- Narrated by: Matt Baker
- Country of origin: United Kingdom
- Original language: English
- No. of episodes: 20

Original release
- Network: CBBC
- Release: 4 September 2006 – 15 February 2008

= Evacuation (TV series) =

Evacuation is a British children's reality television series presented by Matt Baker which was broadcast on CBBC between September 2006 and February 2008 where six boys and six girls from across the United Kingdom experienced living as evacuees in World War II.

==Format==
The children lived exactly as wartime evacuees would have: they ate meals, attended school, wore clothes, were given haircuts, and were punished for misbehavior as was customary during the 1940s. In the first episode of both series, the children had to hand over all of their 21st century items (e.g. mobile phones), which were returned at the end of the series. They were also given gas masks and ID cards, which were carried at all times. The children engaged in traditional wartime activities, such as building air-raid shelters. When they were not being filmed, the adults continued to stay in character to maintain the illusion that the scenario was real.

==Series one==
The first series of Evacuation began transmission on CBBC on BBC One on 4 September 2006. The children were evacuated to the fictitious Castle Farm, where they experienced living as children who were evacuated to a traditional wartime farm.

==Series two==
The second series, known as Evacuation to the Manor House, began transmission on CBBC on BBC One on 17 January 2008. The children were evacuated to the fictitious Pradoe Hall, where they experienced living as children who were evacuated to a traditional 1940s manor house.

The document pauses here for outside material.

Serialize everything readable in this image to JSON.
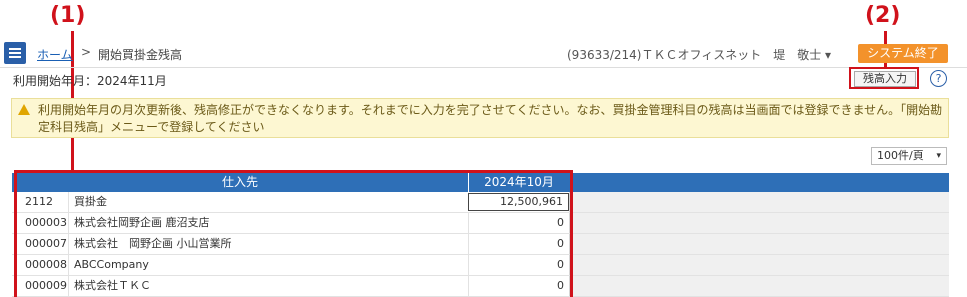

==List of Children & Characters==
Children, Series 1:
- Luke Burton
- Josh Opoku
- Harry Cracknell
- Richard Hall
- Charlie McCutcheon
- Felix Chancellor-Burton
- Natalie Travers (appeared only in the first three episodes; left due to homesickness)
- Laura Adegoke
- Natalie Hancock
- Tia Hatton
- Joanna Lau
- Chelsea Thompson

Characters, Series 1:
- Mr. and Mrs. Rivett, who own the farm (were later referred to as 'Uncle Brian' and 'Aunty Sue' with increased familiarity)
- Miss Young, the school teacher
- Mr. Storey, the local ARP Warden
- Mr. Patrick, an elderly gentleman who works for Mr. Rivett as a farmhand
- Mr. Graham, the local air-raid shelter expert
- Miss Victoria, a member of the Women's Land Army
- Matthew, the ploughman
- Private Pickard, a Home Guardsman
- The local vicar, never named on-screen

Children, Series 2:
- Nishith "Nish" Hegde
- Sean Williams
- Jack Smith
- Samir "Sam" Sayah
- Scott Dunstan
- Daniel Rushton
- Shaaron Somasanduram
- Olivia Barry
- Rachel Hardy
- Mary Ellen Jones
- Jade Hitchmough
- Annabella Jacobs
- Sade Philpotts (arrived later in the series; only appeared in the final four episodes)

Characters, Series 2:
- Lord and Lady Olstead, who own the manor house
- Miss Young, the school teacher
- Mr. Henderson, the butler
- Mrs. Dobinson, the housekeeper
- Cook, never named on-screen
- Mr. Goodall, the gamekeeper
- Miss Victoria, the kitchen hand
- Nurse Durkin
- Colonel Fanthorpe, of the Home Guard
- Mr. Lewis, the ARP Warden
- Mr. Jackson, the Fire Warden
- Mr. Pugh, the shepherd
- Mr. Ward, the farmer
- Sergeant Rae

==Notes==
- To maintain the illusion that the characters were real people, the closing credits never named the actors who played the characters.
- Evacuation is a reality television show, meaning that there is no continuity between the two series; therefore the fact that Miss Young appears to be teaching at both Castle Farm and Pradoe Hall is irrelevant.
- Although it is a reality television show, all the 1940s characters in the series are portrayed by role-playing actors, who were always referred to by their character's name.